Борис Викторович — даже имя у вас было необыкновенное, «борись» и «побеждай». И никакого «л», никакого намека на те нежные имена, с которыми связана любовь и ваши стихи. Теперь, когда все кончилось, можно говорить уверенно, что все это не нарочно и что другого имени вам не могло быть. В вашем смысле любовь — только исповедание и верность призванию, делу, которое вам было назначено, и никакой другой любви не могло быть. На вашем примере разрушается много теорий, объясняющих человеческую жизнь. Розанову просто нечего было бы с вами делать. И какой вздор о вас пишут, когда, составляя жизнеописание Савинкова, нанизывают романические приключения. А происходит оттого, или вас не видали в лицо — ведь разве может развиться на таком камне нежнейший стебелек какой-нибудь любви? — или по-другому и не могут представить, равняя всякую жизнь под одно. Ваше явление в мире особенное и ваша жизнь непохожая.
«Корень зверя» за три версты чуется и никогда не обманешься: и его ничем не закроешь, и сила его даст себя знать и в самой чудотворной святости. И во всяком «переключенном», или, по Бердяеву, «сублимированном», дух его неистребим: просто глаза выдают. Источником деятельности и силы бывает и не только этот чудодейственный носитель жизни — если хотите, тут уклон от нормы, такое редко встречается. Этот источник вне глаза Розанова. Розанов не видал Савинкова, а если бы встретил, он ему бы не понравился. Всякие уклоны в поле Розанов называл «опыты», и тут он все признает, хотя и не все одобряет, но это уж дело вкуса — личной склонности и восприимчивости. Но уклон вне пола просто не мог себе представить. Это что-то вне всякого Божеского закона, не человеческое, а ведь Розанова занимало только человеческое, — «вещи пустые, мизерные, слов нестоящие», «беспрерывная мелочь событий жизни», — «семейный вопрос». — «Это лягушка какая-то, не человек!» — сказал бы Розанов, вскользь взглянув на Савинкова, и занялся бы каким-нибудь «истекающим», с потеющими руками, для которого «болтающаяся юбка» все, весь круг мыслей и все чувства жизни, все, для чего этот усатый сперматозоид служит или распоряжается, ест-пьет и спит. А если бы Розанов попристальней взглянул на Савинкова, он наверное бы сказал не «лягушка», а «камень».
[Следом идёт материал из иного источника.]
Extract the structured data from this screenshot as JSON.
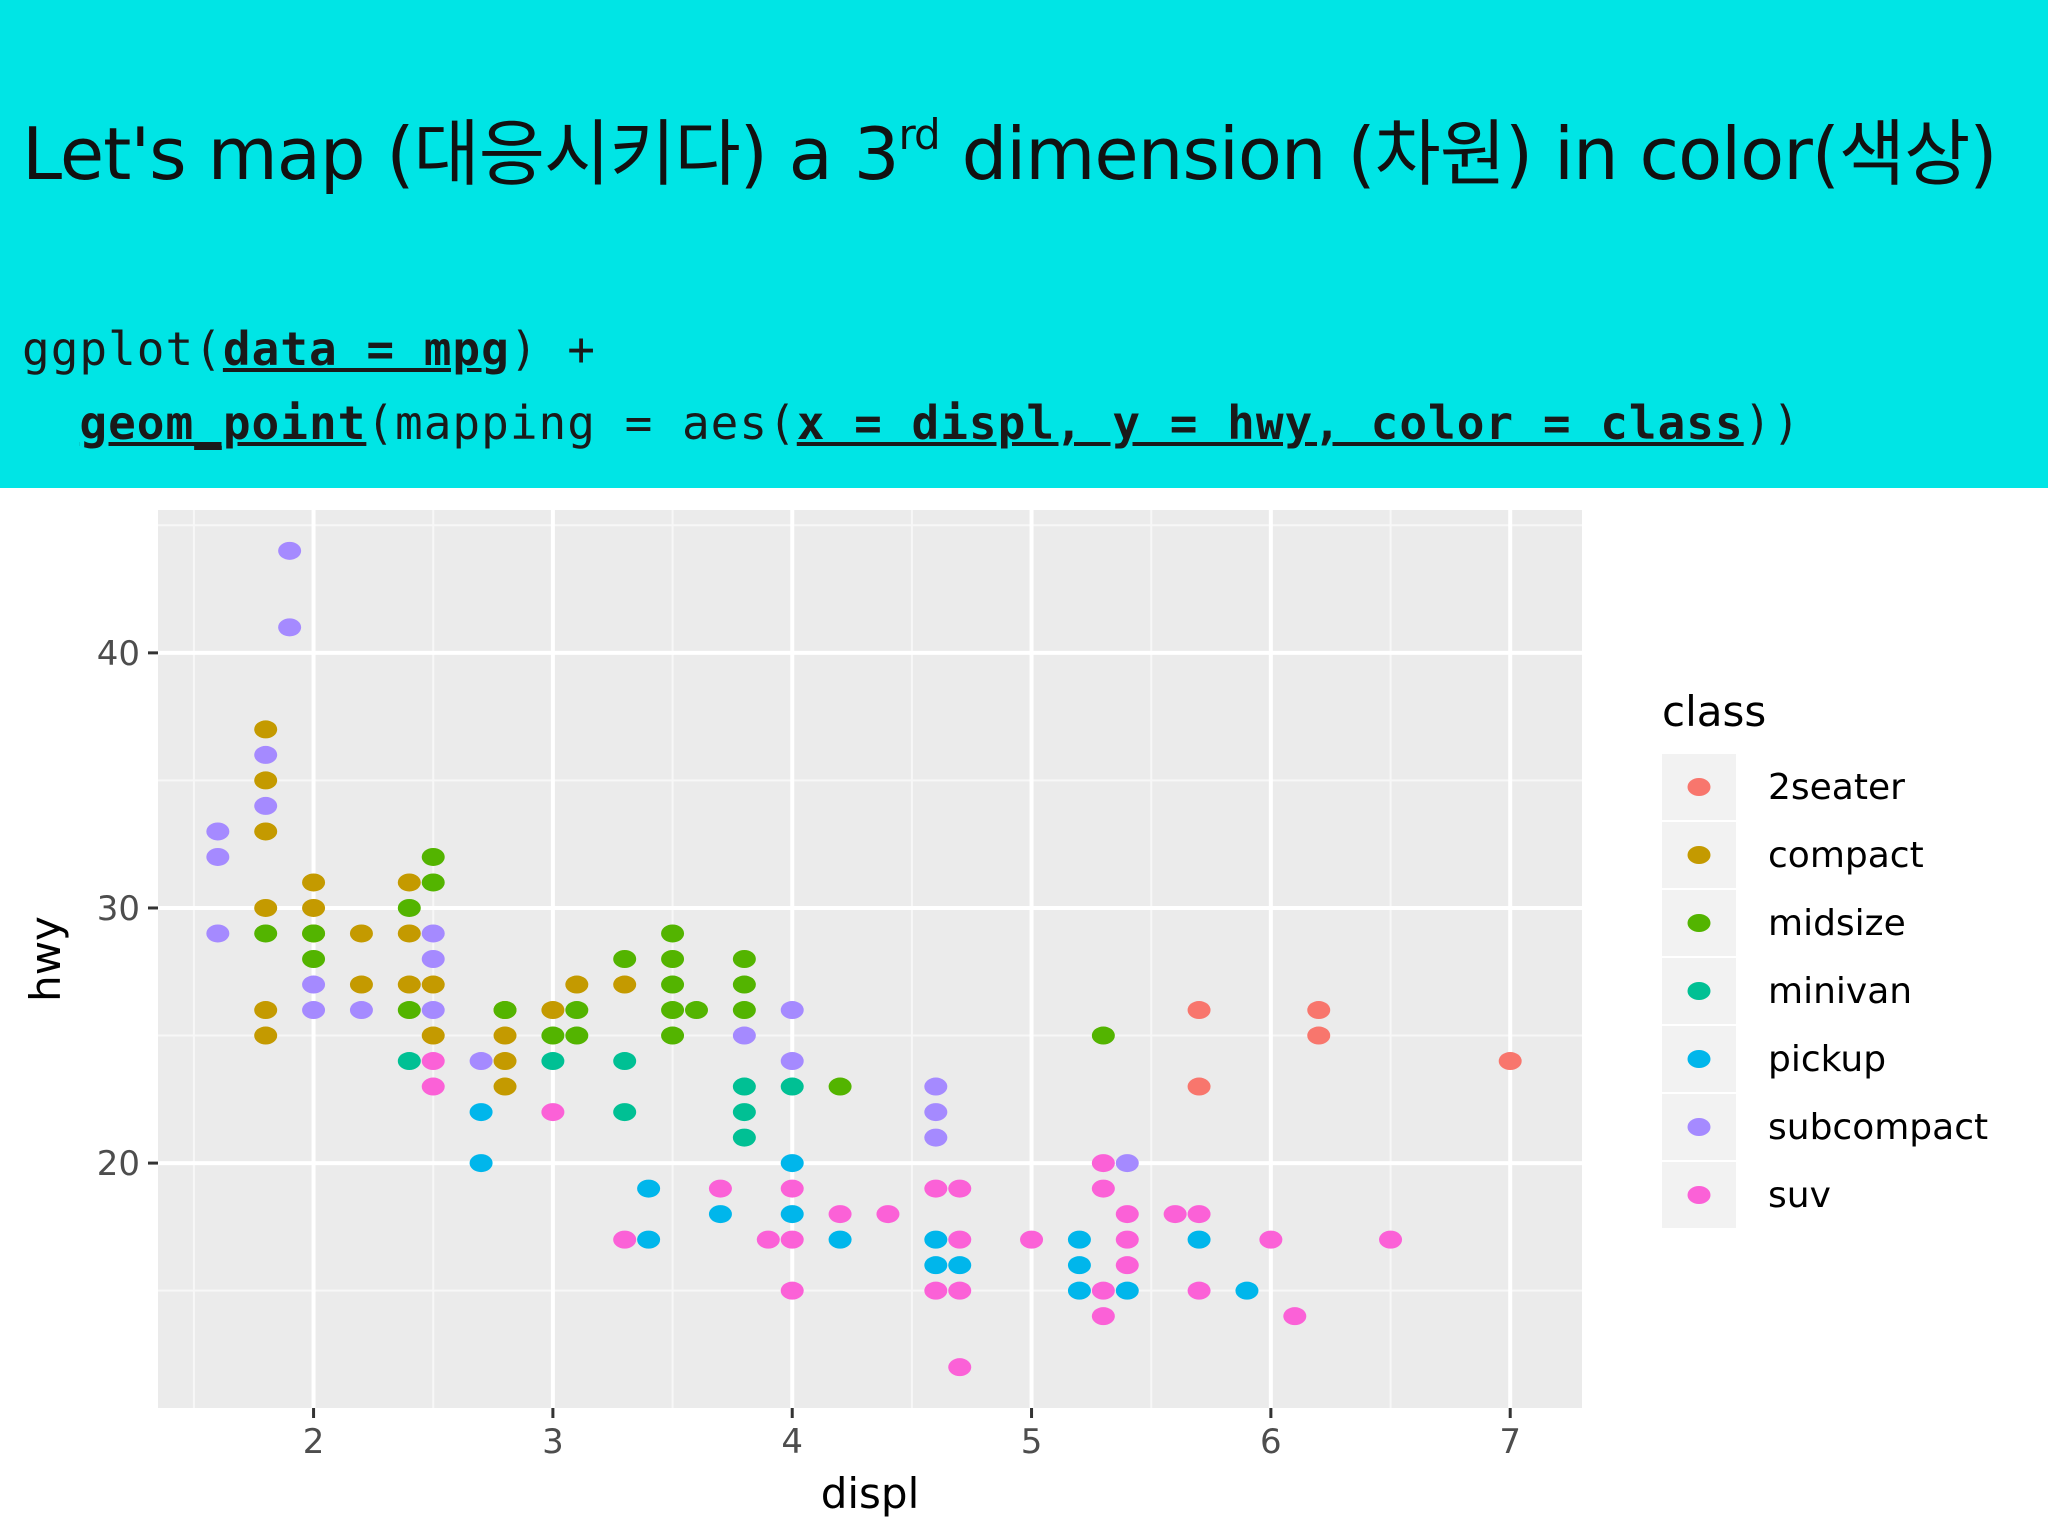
{
  "slide": {
    "title_prefix": "Let's map (대응시키다) a 3",
    "title_sup": "rd",
    "title_suffix": " dimension (차원) in color(색상)",
    "code_line1": {
      "fn": "ggplot(",
      "arg": "data = mpg",
      "tail": ") +"
    },
    "code_line2": {
      "fn": "geom_point",
      "mid": "(mapping = aes(",
      "arg": "x = displ, y = hwy, color = class",
      "tail": "))"
    }
  },
  "chart_data": {
    "type": "scatter",
    "xlabel": "displ",
    "ylabel": "hwy",
    "xlim": [
      1.35,
      7.3
    ],
    "ylim": [
      10.4,
      45.6
    ],
    "x_ticks": [
      2,
      3,
      4,
      5,
      6,
      7
    ],
    "y_ticks": [
      20,
      30,
      40
    ],
    "grid": true,
    "legend": {
      "title": "class",
      "placement": "right",
      "entries": [
        "2seater",
        "compact",
        "midsize",
        "minivan",
        "pickup",
        "subcompact",
        "suv"
      ]
    },
    "colors": {
      "2seater": "#F8766D",
      "compact": "#C49A00",
      "midsize": "#53B400",
      "minivan": "#00C094",
      "pickup": "#00B6EB",
      "subcompact": "#A58AFF",
      "suv": "#FB61D7"
    },
    "series": [
      {
        "name": "2seater",
        "points": [
          [
            5.7,
            26
          ],
          [
            5.7,
            23
          ],
          [
            6.2,
            26
          ],
          [
            6.2,
            25
          ],
          [
            7.0,
            24
          ]
        ]
      },
      {
        "name": "compact",
        "points": [
          [
            1.8,
            37
          ],
          [
            1.8,
            35
          ],
          [
            1.8,
            33
          ],
          [
            1.8,
            30
          ],
          [
            1.8,
            26
          ],
          [
            1.8,
            25
          ],
          [
            2.0,
            31
          ],
          [
            2.0,
            30
          ],
          [
            2.0,
            29
          ],
          [
            2.2,
            29
          ],
          [
            2.2,
            27
          ],
          [
            2.4,
            31
          ],
          [
            2.4,
            29
          ],
          [
            2.4,
            27
          ],
          [
            2.5,
            27
          ],
          [
            2.5,
            25
          ],
          [
            2.8,
            26
          ],
          [
            2.8,
            25
          ],
          [
            2.8,
            24
          ],
          [
            2.8,
            23
          ],
          [
            3.0,
            26
          ],
          [
            3.1,
            27
          ],
          [
            3.3,
            27
          ]
        ]
      },
      {
        "name": "midsize",
        "points": [
          [
            1.8,
            29
          ],
          [
            2.0,
            29
          ],
          [
            2.0,
            28
          ],
          [
            2.4,
            30
          ],
          [
            2.4,
            26
          ],
          [
            2.5,
            32
          ],
          [
            2.5,
            31
          ],
          [
            2.8,
            26
          ],
          [
            3.0,
            25
          ],
          [
            3.1,
            26
          ],
          [
            3.1,
            25
          ],
          [
            3.3,
            28
          ],
          [
            3.5,
            29
          ],
          [
            3.5,
            28
          ],
          [
            3.5,
            27
          ],
          [
            3.5,
            26
          ],
          [
            3.5,
            25
          ],
          [
            3.6,
            26
          ],
          [
            3.8,
            28
          ],
          [
            3.8,
            27
          ],
          [
            3.8,
            26
          ],
          [
            4.2,
            23
          ],
          [
            5.3,
            25
          ]
        ]
      },
      {
        "name": "minivan",
        "points": [
          [
            2.4,
            24
          ],
          [
            3.0,
            24
          ],
          [
            3.3,
            24
          ],
          [
            3.3,
            22
          ],
          [
            3.8,
            23
          ],
          [
            3.8,
            22
          ],
          [
            3.8,
            21
          ],
          [
            4.0,
            23
          ]
        ]
      },
      {
        "name": "pickup",
        "points": [
          [
            2.7,
            22
          ],
          [
            2.7,
            20
          ],
          [
            3.4,
            19
          ],
          [
            3.4,
            17
          ],
          [
            3.7,
            18
          ],
          [
            4.0,
            20
          ],
          [
            4.0,
            18
          ],
          [
            4.2,
            17
          ],
          [
            4.6,
            17
          ],
          [
            4.6,
            16
          ],
          [
            4.7,
            16
          ],
          [
            5.2,
            17
          ],
          [
            5.2,
            16
          ],
          [
            5.2,
            15
          ],
          [
            5.4,
            15
          ],
          [
            5.7,
            17
          ],
          [
            5.9,
            15
          ]
        ]
      },
      {
        "name": "subcompact",
        "points": [
          [
            1.6,
            33
          ],
          [
            1.6,
            32
          ],
          [
            1.6,
            29
          ],
          [
            1.8,
            36
          ],
          [
            1.8,
            34
          ],
          [
            1.9,
            44
          ],
          [
            1.9,
            41
          ],
          [
            2.0,
            27
          ],
          [
            2.0,
            26
          ],
          [
            2.2,
            26
          ],
          [
            2.5,
            29
          ],
          [
            2.5,
            28
          ],
          [
            2.5,
            26
          ],
          [
            2.7,
            24
          ],
          [
            3.8,
            25
          ],
          [
            4.0,
            26
          ],
          [
            4.0,
            24
          ],
          [
            4.6,
            23
          ],
          [
            4.6,
            22
          ],
          [
            4.6,
            21
          ],
          [
            5.4,
            20
          ]
        ]
      },
      {
        "name": "suv",
        "points": [
          [
            2.5,
            24
          ],
          [
            2.5,
            23
          ],
          [
            3.0,
            22
          ],
          [
            3.3,
            17
          ],
          [
            3.7,
            19
          ],
          [
            3.9,
            17
          ],
          [
            4.0,
            19
          ],
          [
            4.0,
            17
          ],
          [
            4.0,
            15
          ],
          [
            4.2,
            18
          ],
          [
            4.4,
            18
          ],
          [
            4.6,
            19
          ],
          [
            4.6,
            15
          ],
          [
            4.7,
            19
          ],
          [
            4.7,
            17
          ],
          [
            4.7,
            15
          ],
          [
            4.7,
            12
          ],
          [
            5.0,
            17
          ],
          [
            5.3,
            20
          ],
          [
            5.3,
            19
          ],
          [
            5.3,
            15
          ],
          [
            5.3,
            14
          ],
          [
            5.4,
            18
          ],
          [
            5.4,
            17
          ],
          [
            5.4,
            16
          ],
          [
            5.6,
            18
          ],
          [
            5.7,
            18
          ],
          [
            5.7,
            15
          ],
          [
            6.0,
            17
          ],
          [
            6.1,
            14
          ],
          [
            6.5,
            17
          ]
        ]
      }
    ]
  }
}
Да это и был камень, брошенный оттуда. Да, есть выходцы оттуда — есть одухотворенные не этим продолжением человеческого рода и размножением, как песок земной, есть рождающиеся для исполнения другого завета, и их назначение пройти по земле не сеятелями жизни, а обновителями жизни — грозной рушащейся молнией или чистейшими светильниками нездешнего света; ведь человек рожден не только для земли, но и для неба, ведь только одна черная, теплая земля задушит или ослепит — вспомните, какие преступления совершаются на этой розмази или, как в хрониках говорится, «из-за женщины». Земля не только теплая, а и сладкая. «Корень жизни» — приторный. И его приторность чуется.
Савинков был нормальнейшим человеком, нормально устроенным, весь высеченным из камня, не ублюдок, не недоросток, он мог бы и безо всяких трусиков появиться перед публикой и не «оскорбил» бы и самый чувствительный глаз — движущаяся каменная статуя. Явление редчайшее. «Розановское» начало жизни беспокоит, и невольно глаза осматриваются и влажнеют, и этого никак не скроешь. Но кто видел прищуренные глаза Савинкова, устремленные непреклонно, как раз и навсегда зажженный свет, чтобы освещать ему эту и никакую другую дорогу, которую он должен и не может не пройти, потому что он и вышел идти по ней, и непременно пройдет до конца, — кто видел эти глаза, тому ясно, что ни о чем беспокоящем вне «дела» не может быть речи.